Sólo unas semanas después, los denostados futbolistas se transformaron en un colectivo capaz de logralo todo “rompiendo moldes, con un estilo moderno basado en un fútbol de calidad producto de la cantera del Barça”.
Los jugadores del Barça constituyen la columna vertebral de este equipo histórico (incluido David Villa, que aún no ha debutado como azulgrana). Eso es tan evidente como que, desde que España superó su barrera histórica de cuartos de final, asistimos a un empeño diario de Sport y MD por apropiarse en exclusiva del éxito de la selección. El último ejemplo, este ejercicio de prepotencia que firma ‘Pitu’:
Lo siento por Xabi Alonso porque dentro de unas semanas estará en el Bernabéu y mirará hacia un lado y no encontrará al otro Xavi, el bueno, y mirará hacia otro lado y no encontrará a Iniesta, ‘lo puto crack’. Lo siento por Sergio Ramos porque mirará a su izquierda y no verá ni a Puyol ni a Piqué, y no podrá subir tranquilo al ataque. Lo siento por Capdevila porque le pasará lo mismo que a Ramos pero mirando a su derecha.
Pero sobre todo lo siento por Iker Casillas, porque es el merengue que me cae mejor. Desde su posición de privilegio Iker habrá alucinado viendo como mueven la bola sus rivales en la Liga.
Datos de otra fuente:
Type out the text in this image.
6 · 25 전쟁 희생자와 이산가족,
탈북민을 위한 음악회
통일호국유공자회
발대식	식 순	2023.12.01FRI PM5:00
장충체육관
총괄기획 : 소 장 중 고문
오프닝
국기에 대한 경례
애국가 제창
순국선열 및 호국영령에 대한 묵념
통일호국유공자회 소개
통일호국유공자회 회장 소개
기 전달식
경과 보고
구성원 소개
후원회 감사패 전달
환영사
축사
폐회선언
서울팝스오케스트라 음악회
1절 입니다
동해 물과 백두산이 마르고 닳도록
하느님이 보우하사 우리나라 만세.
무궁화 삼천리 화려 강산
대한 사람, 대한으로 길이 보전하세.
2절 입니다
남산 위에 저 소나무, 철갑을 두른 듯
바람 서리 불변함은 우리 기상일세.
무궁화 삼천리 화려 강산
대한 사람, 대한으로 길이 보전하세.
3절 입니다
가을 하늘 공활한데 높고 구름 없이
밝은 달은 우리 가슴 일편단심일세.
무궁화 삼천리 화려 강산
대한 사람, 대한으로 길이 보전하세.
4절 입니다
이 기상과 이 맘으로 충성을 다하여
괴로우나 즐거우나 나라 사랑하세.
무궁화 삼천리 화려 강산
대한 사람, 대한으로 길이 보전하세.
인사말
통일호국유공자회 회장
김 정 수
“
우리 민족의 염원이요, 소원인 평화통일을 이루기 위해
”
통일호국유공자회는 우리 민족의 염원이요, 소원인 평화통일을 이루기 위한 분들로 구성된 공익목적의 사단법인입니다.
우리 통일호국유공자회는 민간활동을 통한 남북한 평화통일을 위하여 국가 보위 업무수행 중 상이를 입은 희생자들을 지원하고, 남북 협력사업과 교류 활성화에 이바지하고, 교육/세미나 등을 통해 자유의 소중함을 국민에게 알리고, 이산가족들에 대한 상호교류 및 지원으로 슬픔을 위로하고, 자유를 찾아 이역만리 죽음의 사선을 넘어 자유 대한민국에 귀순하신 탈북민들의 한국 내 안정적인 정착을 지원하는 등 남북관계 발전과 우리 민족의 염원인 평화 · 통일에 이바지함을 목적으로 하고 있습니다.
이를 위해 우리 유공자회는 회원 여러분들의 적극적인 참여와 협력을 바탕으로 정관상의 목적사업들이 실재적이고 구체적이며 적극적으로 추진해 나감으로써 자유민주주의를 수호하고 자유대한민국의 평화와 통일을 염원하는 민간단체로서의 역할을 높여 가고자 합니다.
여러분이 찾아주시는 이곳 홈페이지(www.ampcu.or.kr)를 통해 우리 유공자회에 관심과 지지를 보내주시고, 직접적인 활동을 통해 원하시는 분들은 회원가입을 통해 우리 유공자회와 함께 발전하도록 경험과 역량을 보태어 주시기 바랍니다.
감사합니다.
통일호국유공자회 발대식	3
Piqué a Busquets, ‘Busi’ a Xavi, Xavi a Iniesta, Iniesta se va de dos y se la regala a Pedrito y, por si faltaba alguien, Villa que la mete dentro. A partir de setiembre Iker Casillas volverá a la cruda realidad. Ya veo su cara mirando al cielo y musitando un “flipo, es que yo flipo”. Lo siento Iker.
Bonus track: cuando alguien sin gracia intenta ser gracioso, salen auténticos esperpentos.